2025 third-quarter domestic commercial real estate market report. /Courtesy of CBRE Korea

This year, the Seoul commercial real estate market surpassed a cumulative 25 trillion won through the third quarter. It has already outpaced last year's full-year result (about 22 trillion won), and there is a strong outlook that it could top 30 trillion won by year-end.

According to the "2025 third-quarter domestic commercial real estate market report" released on the 29th by CBRE Korea, a global real estate services company, commercial real estate investment volume in Seoul in the third quarter this year was 7.9486 trillion won. That was up 1.4% from the same period a year earlier. Including an ultra-large transaction in the Bundang area, the total market size for the third quarter reached 10 trillion won.

Office assets accounted for 7.6587 trillion won, or 77% of commercial real estate transactions. Large transactions such as Pangyo Tech One Tower (about 1.9 trillion won) and Tower 730 (about 870 billion won) led the market.
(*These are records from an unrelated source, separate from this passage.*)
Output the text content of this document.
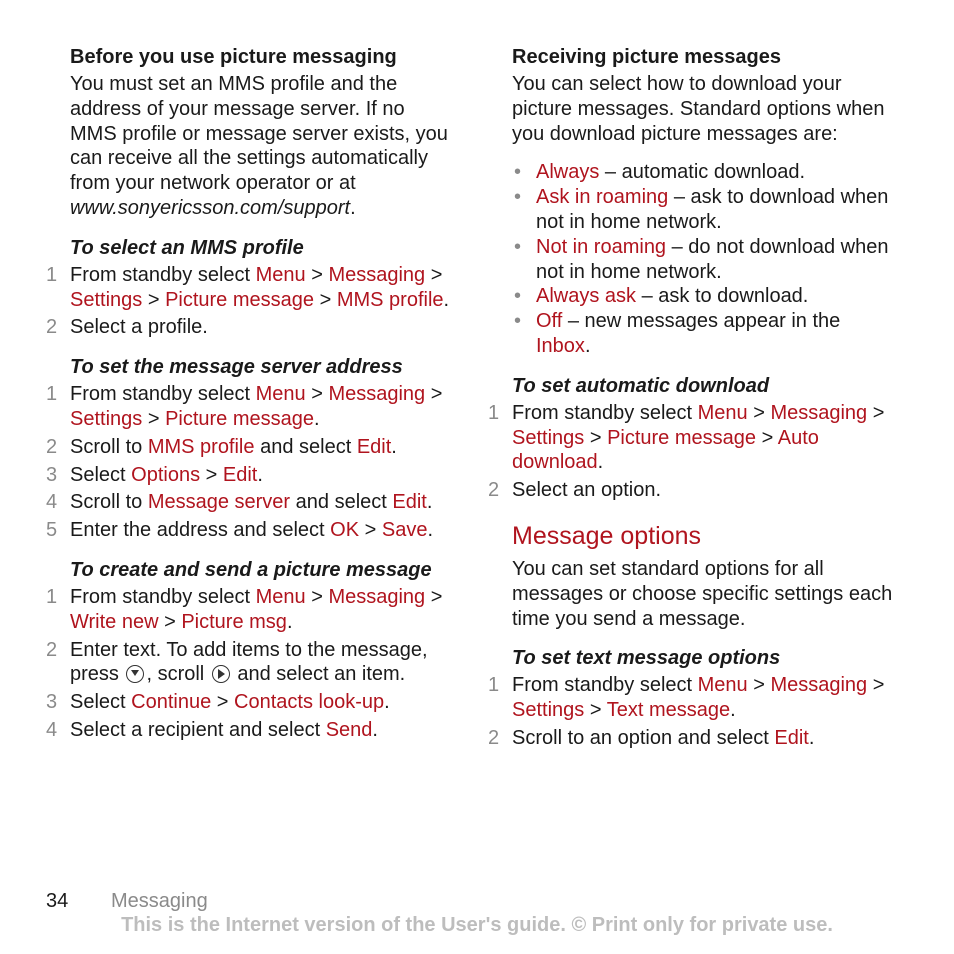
Before you use picture messaging

You must set an MMS profile and the address of your message server. If no MMS profile or message server exists, you can receive all the settings automatically from your network operator or at
www.sonyericsson.com/support.

To select an MMS profile

1 From standby select Menu > Messaging > Settings > Picture message > MMS profile.
2 Select a profile.

To set the message server address

1 From standby select Menu > Messaging > Settings > Picture message.
2 Scroll to MMS profile and select Edit.
3 Select Options > Edit.
4 Scroll to Message server and select Edit.
5 Enter the address and select OK > Save.

To create and send a picture message

1 From standby select Menu > Messaging > Write new > Picture msg.
2 Enter text. To add items to the message, press , scroll  and select an item.
3 Select Continue > Contacts look-up.
4 Select a recipient and select Send.

Receiving picture messages

You can select how to download your picture messages. Standard options when you download picture messages are:

• Always – automatic download.
• Ask in roaming – ask to download when not in home network.
• Not in roaming – do not download when not in home network.
• Always ask – ask to download.
• Off – new messages appear in the Inbox.

To set automatic download

1 From standby select Menu > Messaging > Settings > Picture message > Auto download.
2 Select an option.

Message options

You can set standard options for all messages or choose specific settings each time you send a message.

To set text message options

1 From standby select Menu > Messaging > Settings > Text message.
2 Scroll to an option and select Edit.
34 Messaging
This is the Internet version of the User's guide. © Print only for private use.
The average vacancy rate for grade-A offices in Seoul rose 0.5 percentage points from the previous quarter to 3.1%, while the Gangnam area fell 0.3 percentage points to 1.5%. The central business district (4.1%) and Yeouido (3.6%) each increased by 0.9 percentage points and 0.8 percentage points, respectively.

Real rent rose 1.0% to 37,624 won per square meter, and nominal rent increased 0.9% to 39,964 won. In the Gangnam area, Toss Bank moved into Opus 459, and in Yeouido, the Korea Fire Insurance Association and NH NongHyup Capital signed transfer agreements to move to One Sentinel.

Logistics asset transactions totaled 1.2576 trillion won, 2.6 times the previous quarter. The easing of concerns about oversupply helped revive domestic and foreign investment activity. Although supply of grade-A logistics centers in the Seoul metropolitan area fell 68% year over year, the vacancy rate for large assets in southern areas such as Anseong and Icheon remains below 5%.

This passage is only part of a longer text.